It opens with this cute, candid giggle and you’re immediately infatuated. Without My Enemy What Would I Do (on point title, right?) is MADE IN HEIGHTS’ newest album and I’ve had it on loop almost constantly for the past 24 hours. The perfect part is that it’s suited every activity in that time frame—from cleaning turnover apartments for work to editing my father’s first novel to playing “Ello Governor” with some friends.
The elusive (it’s actually amazing how little information the Internet holds on them) duo describe their genre on Facebook as “mythical filth :: pop fiction :: beauty slap :: goon lit :: artisanal (c/t)rap :: west coast gothic”. And though Kelsey Bulkin sounds like a woodland nymph, you certainly don’t need to be one to get down with this album. Or a monster or a gangster or a sad kid hiding from the sun. But, you know, if you are, more power to you. MADE IN HEIGHTS makes sexy music. Over Sabzi’s spacey beats, Bulkin’s light, high voice soars. Think Grimes meets FKA twigs meets Broods.
But, unlike those other artists who’ve mastered the sexy sad-girl sound, it’s not an album of sad-girl songs. There certainly are a fair share of those and they slay. (The obvious, “Cry”: You make the stars fall down//Fall from the sky like the 4th of July//You make my tears come down”.) There’s also “Slow Burn”, a quicker paced, hot and heavy tune that’ll get you slow, seductive dancing—or looking like a fool if you’re me and have zero coordination— to get a youthful, unique man like the one she sings about. And then you’ve got a jam like “Murakami”, which has a killer drop mid-song. Still, every one of these songs has their signature sound of killer beats and ethereal vocals.
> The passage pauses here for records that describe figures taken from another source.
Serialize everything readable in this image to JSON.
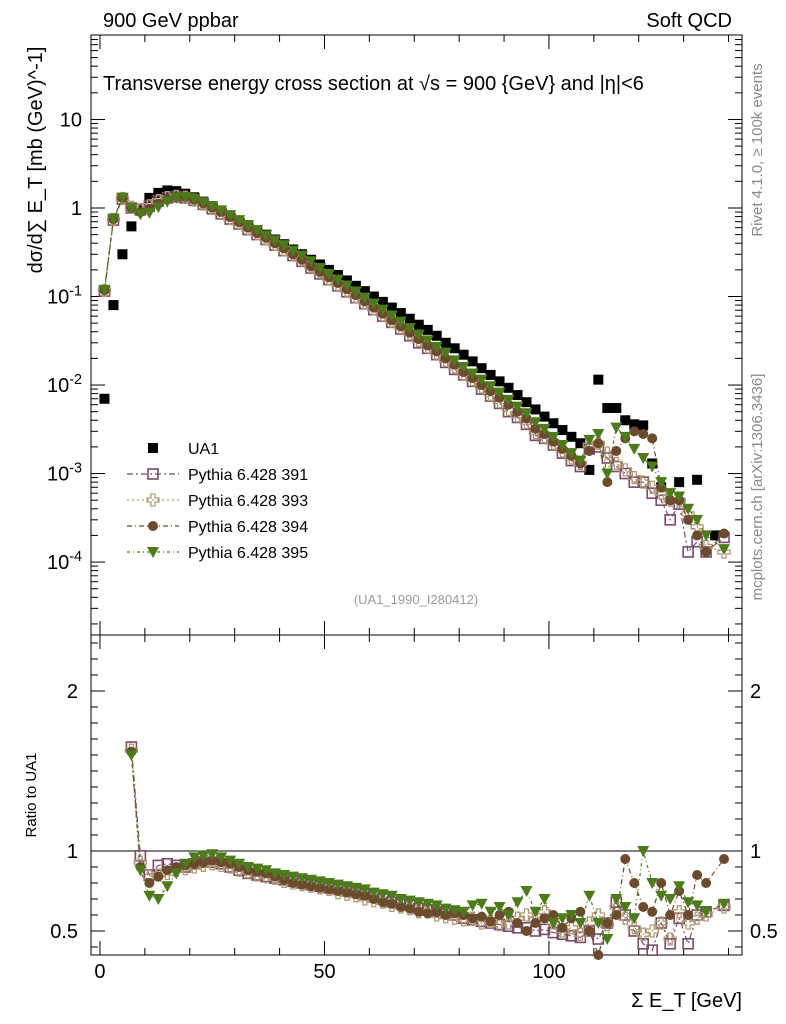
{
  "header": {
    "left": "900 GeV ppbar",
    "right": "Soft QCD"
  },
  "side": {
    "rivet": "Rivet 4.1.0, ≥ 100k events",
    "mcplots": "mcplots.cern.ch [arXiv:1306.3436]"
  },
  "colors": {
    "ua1": "#000000",
    "p391": "#7a4b6a",
    "p393": "#b09a70",
    "p394": "#6b4a2e",
    "p395": "#4d7a1a"
  },
  "chart_data": [
    {
      "panel": "main",
      "type": "scatter",
      "title": "Transverse energy cross section at √s = 900 {GeV} and |η|<6",
      "ylabel": "dσ/d∑ E_T [mb (GeV)^-1]",
      "xlabel": "Σ E_T [GeV]",
      "yscale": "log",
      "xlim": [
        -2,
        143
      ],
      "ylim": [
        1.5e-05,
        90
      ],
      "yticks": [
        {
          "v": 0.0001,
          "label": "10^-4"
        },
        {
          "v": 0.001,
          "label": "10^-3"
        },
        {
          "v": 0.01,
          "label": "10^-2"
        },
        {
          "v": 0.1,
          "label": "10^-1"
        },
        {
          "v": 1,
          "label": "1"
        },
        {
          "v": 10,
          "label": "10"
        }
      ],
      "watermark": "(UA1_1990_I280412)",
      "legend": [
        "UA1",
        "Pythia 6.428 391",
        "Pythia 6.428 393",
        "Pythia 6.428 394",
        "Pythia 6.428 395"
      ],
      "x": [
        1,
        3,
        5,
        7,
        9,
        11,
        13,
        15,
        17,
        19,
        21,
        23,
        25,
        27,
        29,
        31,
        33,
        35,
        37,
        39,
        41,
        43,
        45,
        47,
        49,
        51,
        53,
        55,
        57,
        59,
        61,
        63,
        65,
        67,
        69,
        71,
        73,
        75,
        77,
        79,
        81,
        83,
        85,
        87,
        89,
        91,
        93,
        95,
        97,
        99,
        101,
        103,
        105,
        107,
        109,
        111,
        113,
        115,
        117,
        119,
        121,
        123,
        125,
        127,
        129,
        131,
        133,
        135,
        137,
        139,
        141
      ],
      "series": [
        {
          "name": "UA1",
          "values": [
            0.007,
            0.08,
            0.3,
            0.62,
            0.96,
            1.3,
            1.48,
            1.58,
            1.55,
            1.45,
            1.32,
            1.18,
            1.05,
            0.92,
            0.82,
            0.72,
            0.64,
            0.56,
            0.5,
            0.44,
            0.39,
            0.34,
            0.3,
            0.26,
            0.23,
            0.2,
            0.175,
            0.152,
            0.132,
            0.115,
            0.1,
            0.087,
            0.075,
            0.065,
            0.056,
            0.048,
            0.042,
            0.036,
            0.03,
            0.026,
            0.022,
            0.0185,
            0.0155,
            0.013,
            0.011,
            0.0093,
            0.0077,
            0.0064,
            0.0053,
            0.0044,
            0.0037,
            0.0031,
            0.0026,
            0.0022,
            0.0011,
            0.0115,
            0.0055,
            0.0055,
            0.004,
            0.0036,
            0.0035,
            0.0013,
            0.0007,
            null,
            0.0008,
            null,
            0.00085,
            null,
            0.0002,
            null,
            null
          ]
        },
        {
          "name": "Pythia 6.428 391",
          "values": [
            0.115,
            0.73,
            1.26,
            1.0,
            0.95,
            1.05,
            1.2,
            1.3,
            1.34,
            1.3,
            1.22,
            1.1,
            0.98,
            0.86,
            0.75,
            0.66,
            0.57,
            0.5,
            0.44,
            0.38,
            0.33,
            0.29,
            0.25,
            0.21,
            0.18,
            0.155,
            0.132,
            0.113,
            0.097,
            0.083,
            0.071,
            0.06,
            0.051,
            0.043,
            0.036,
            0.03,
            0.026,
            0.022,
            0.018,
            0.015,
            0.013,
            0.011,
            0.009,
            0.0075,
            0.0062,
            0.005,
            0.0043,
            0.0036,
            0.0027,
            0.0025,
            0.0021,
            0.0017,
            0.0014,
            0.0012,
            0.0019,
            0.002,
            0.0015,
            0.0012,
            0.001,
            0.0008,
            0.0008,
            0.0006,
            0.0005,
            0.0003,
            0.00045,
            0.00013,
            0.00017,
            0.00013,
            null,
            0.00019,
            null
          ]
        },
        {
          "name": "Pythia 6.428 393",
          "values": [
            0.117,
            0.74,
            1.28,
            1.02,
            0.96,
            1.06,
            1.21,
            1.31,
            1.35,
            1.32,
            1.23,
            1.11,
            0.99,
            0.87,
            0.76,
            0.67,
            0.58,
            0.51,
            0.45,
            0.39,
            0.34,
            0.3,
            0.26,
            0.22,
            0.19,
            0.16,
            0.137,
            0.118,
            0.1,
            0.086,
            0.073,
            0.062,
            0.053,
            0.045,
            0.038,
            0.032,
            0.027,
            0.023,
            0.019,
            0.016,
            0.0135,
            0.0115,
            0.0095,
            0.0078,
            0.0065,
            0.0053,
            0.0045,
            0.0038,
            0.0029,
            0.0026,
            0.0022,
            0.0018,
            0.0015,
            0.0013,
            0.0021,
            0.0022,
            0.0017,
            0.0013,
            0.0011,
            0.0009,
            0.0008,
            0.0007,
            0.0006,
            0.0005,
            0.0005,
            0.00035,
            0.00025,
            0.00015,
            null,
            0.00013,
            null
          ]
        },
        {
          "name": "Pythia 6.428 394",
          "values": [
            0.118,
            0.75,
            1.3,
            1.0,
            0.9,
            0.98,
            1.12,
            1.26,
            1.34,
            1.33,
            1.25,
            1.13,
            1.01,
            0.9,
            0.79,
            0.69,
            0.6,
            0.52,
            0.46,
            0.4,
            0.35,
            0.3,
            0.26,
            0.22,
            0.19,
            0.165,
            0.142,
            0.121,
            0.104,
            0.088,
            0.075,
            0.064,
            0.054,
            0.046,
            0.039,
            0.033,
            0.028,
            0.024,
            0.02,
            0.017,
            0.014,
            0.012,
            0.01,
            0.0085,
            0.0072,
            0.006,
            0.005,
            0.0042,
            0.0032,
            0.0028,
            0.0023,
            0.0019,
            0.0016,
            0.0013,
            0.0018,
            0.0022,
            0.0008,
            0.0018,
            0.0025,
            0.003,
            0.0028,
            0.0025,
            0.0007,
            0.0005,
            0.0005,
            0.0003,
            0.0002,
            0.00013,
            null,
            0.00021,
            null
          ]
        },
        {
          "name": "Pythia 6.428 395",
          "values": [
            0.119,
            0.76,
            1.31,
            1.0,
            0.85,
            0.88,
            1.02,
            1.18,
            1.3,
            1.33,
            1.27,
            1.16,
            1.05,
            0.94,
            0.83,
            0.73,
            0.64,
            0.56,
            0.49,
            0.43,
            0.38,
            0.33,
            0.29,
            0.25,
            0.21,
            0.18,
            0.155,
            0.133,
            0.114,
            0.097,
            0.083,
            0.071,
            0.061,
            0.052,
            0.044,
            0.037,
            0.032,
            0.027,
            0.023,
            0.019,
            0.016,
            0.0135,
            0.0115,
            0.0097,
            0.0082,
            0.0068,
            0.0057,
            0.0048,
            0.0038,
            0.0032,
            0.0026,
            0.0021,
            0.0017,
            0.0014,
            0.0024,
            0.0028,
            0.001,
            0.0033,
            0.0026,
            0.0019,
            0.0015,
            0.0012,
            0.0008,
            0.0006,
            0.00055,
            0.0004,
            0.0003,
            0.0002,
            null,
            0.00014,
            null
          ]
        }
      ]
    },
    {
      "panel": "ratio",
      "type": "scatter",
      "ylabel": "Ratio to UA1",
      "xlabel": "Σ E_T [GeV]",
      "xlim": [
        -2,
        143
      ],
      "ylim": [
        0.35,
        2.35
      ],
      "yticks": [
        {
          "v": 0.5,
          "label": "0.5"
        },
        {
          "v": 1,
          "label": "1"
        },
        {
          "v": 2,
          "label": "2"
        }
      ],
      "xticks": [
        {
          "v": 0,
          "label": "0"
        },
        {
          "v": 50,
          "label": "50"
        },
        {
          "v": 100,
          "label": "100"
        }
      ],
      "reference": 1,
      "x": [
        1,
        3,
        5,
        7,
        9,
        11,
        13,
        15,
        17,
        19,
        21,
        23,
        25,
        27,
        29,
        31,
        33,
        35,
        37,
        39,
        41,
        43,
        45,
        47,
        49,
        51,
        53,
        55,
        57,
        59,
        61,
        63,
        65,
        67,
        69,
        71,
        73,
        75,
        77,
        79,
        81,
        83,
        85,
        87,
        89,
        91,
        93,
        95,
        97,
        99,
        101,
        103,
        105,
        107,
        109,
        111,
        113,
        115,
        117,
        119,
        121,
        123,
        125,
        127,
        129,
        131,
        133,
        135,
        137,
        139,
        141
      ],
      "series": [
        {
          "name": "Pythia 6.428 391",
          "values": [
            null,
            null,
            null,
            1.65,
            0.97,
            0.85,
            0.91,
            0.92,
            0.91,
            0.9,
            0.92,
            0.93,
            0.93,
            0.92,
            0.9,
            0.88,
            0.86,
            0.85,
            0.84,
            0.83,
            0.82,
            0.81,
            0.8,
            0.79,
            0.78,
            0.77,
            0.76,
            0.75,
            0.74,
            0.73,
            0.72,
            0.7,
            0.68,
            0.67,
            0.66,
            0.64,
            0.63,
            0.62,
            0.61,
            0.6,
            0.58,
            0.57,
            0.56,
            0.55,
            0.54,
            0.53,
            0.52,
            0.52,
            0.5,
            0.51,
            0.49,
            0.48,
            0.47,
            0.46,
            0.5,
            0.45,
            0.55,
            0.68,
            0.6,
            0.5,
            0.42,
            0.38,
            0.55,
            0.42,
            0.58,
            0.42,
            0.6,
            0.62,
            null,
            0.66,
            null
          ]
        },
        {
          "name": "Pythia 6.428 393",
          "values": [
            null,
            null,
            null,
            1.63,
            0.93,
            0.84,
            0.85,
            0.86,
            0.88,
            0.89,
            0.9,
            0.91,
            0.92,
            0.91,
            0.9,
            0.88,
            0.87,
            0.85,
            0.84,
            0.83,
            0.81,
            0.8,
            0.79,
            0.78,
            0.77,
            0.76,
            0.74,
            0.73,
            0.72,
            0.7,
            0.69,
            0.68,
            0.66,
            0.65,
            0.64,
            0.62,
            0.62,
            0.6,
            0.59,
            0.58,
            0.57,
            0.58,
            0.55,
            0.56,
            0.54,
            0.55,
            0.58,
            0.6,
            0.57,
            0.62,
            0.55,
            0.5,
            0.52,
            0.48,
            0.55,
            0.6,
            0.54,
            0.65,
            0.58,
            0.52,
            0.48,
            0.5,
            0.55,
            0.45,
            0.62,
            0.55,
            0.58,
            0.6,
            null,
            0.65,
            null
          ]
        },
        {
          "name": "Pythia 6.428 394",
          "values": [
            null,
            null,
            null,
            1.62,
            0.9,
            0.8,
            0.84,
            0.88,
            0.9,
            0.91,
            0.92,
            0.93,
            0.94,
            0.93,
            0.92,
            0.9,
            0.88,
            0.87,
            0.86,
            0.84,
            0.82,
            0.8,
            0.79,
            0.78,
            0.77,
            0.76,
            0.75,
            0.74,
            0.73,
            0.72,
            0.7,
            0.68,
            0.67,
            0.65,
            0.64,
            0.62,
            0.61,
            0.62,
            0.6,
            0.61,
            0.6,
            0.58,
            0.59,
            0.56,
            0.6,
            0.62,
            0.55,
            0.5,
            0.55,
            0.58,
            0.6,
            0.52,
            0.58,
            0.62,
            0.5,
            0.35,
            0.55,
            0.6,
            0.95,
            0.8,
            0.65,
            0.62,
            0.8,
            0.6,
            0.75,
            0.6,
            0.85,
            0.8,
            null,
            0.95,
            null
          ]
        },
        {
          "name": "Pythia 6.428 395",
          "values": [
            null,
            null,
            null,
            1.6,
            0.88,
            0.72,
            0.7,
            0.78,
            0.86,
            0.92,
            0.96,
            0.97,
            0.98,
            0.96,
            0.94,
            0.92,
            0.9,
            0.89,
            0.88,
            0.86,
            0.85,
            0.84,
            0.83,
            0.82,
            0.81,
            0.8,
            0.79,
            0.78,
            0.77,
            0.76,
            0.74,
            0.73,
            0.72,
            0.7,
            0.69,
            0.68,
            0.67,
            0.66,
            0.64,
            0.63,
            0.62,
            0.66,
            0.67,
            0.62,
            0.65,
            0.6,
            0.68,
            0.75,
            0.62,
            0.7,
            0.55,
            0.58,
            0.6,
            0.55,
            0.72,
            0.55,
            0.45,
            0.7,
            0.65,
            0.58,
            1.0,
            0.8,
            0.72,
            0.7,
            0.78,
            0.68,
            0.66,
            0.62,
            null,
            0.67,
            null
          ]
        }
      ]
    }
  ]
}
When you come across such a solid sound, it’s easy to forget about lyrics, but MADE IN HEIGHTS doesn’t fool around there either. The opening track, “Death”, kills it immediately with: Don’t fall for the blame//don’t rely on the applause. Then you’ve got “Panther”, which was their first single off this album and released back in November; a song about a fast and furious relationship. She slows it down, though, in the second verse, singing:
Got nobody on my mind, go and search my thoughts
Only you on my riverbanks
Throw my hours on your line, no need to rush
Pour my love down to make it rain
Good stuff, right? However, my favorite lyrics are from the song, “Forgiveness”. I know what you’re thinkin’, tricky subject, let’s not even go there. They handle it so well, though. The song seems to be more about self- and situational-forgiveness (something I’ve actually been working on recently; time=perspective and know that sometimes ya just gotta let things go). Bulkin takes a look at a past relationship and, with the new distance, sees it for what it was: troubled. To forgive, you have to accept the reality of the situation. And she starts that process here:
Cause feelings that you’ve never known
Aren’t my fault
I keep my words sweet
And bathe then I lay low
‘Round we go, and the lights are low
And the circus fades, you were always carouseling
All the circles trace, as I turn my page
And you hear the bass, over words I was yellin’
If you’ve been there too, you can’t tell me this doesn’t speak to your tormented soul. And still, the whole time you’re listening to this song, you’re feeling all dancey and can’t resist the bouncy tune. I dig that.
So next time you want that sad-girl, sexy sound, but could use something that’ll get you moving (suddenly “mythical filth and west coast gothic” are making more sense), plug in to the newest MADE IN HEIGHTS. Who knows, it could give you the courage to take your time and enjoy what may be a fleeting relationship or to finally forgive and put behind you that destined-to-be-doomed one. Either way, these two will make you feel both vulnerable and fly as hell as you jam out. What’s not to love?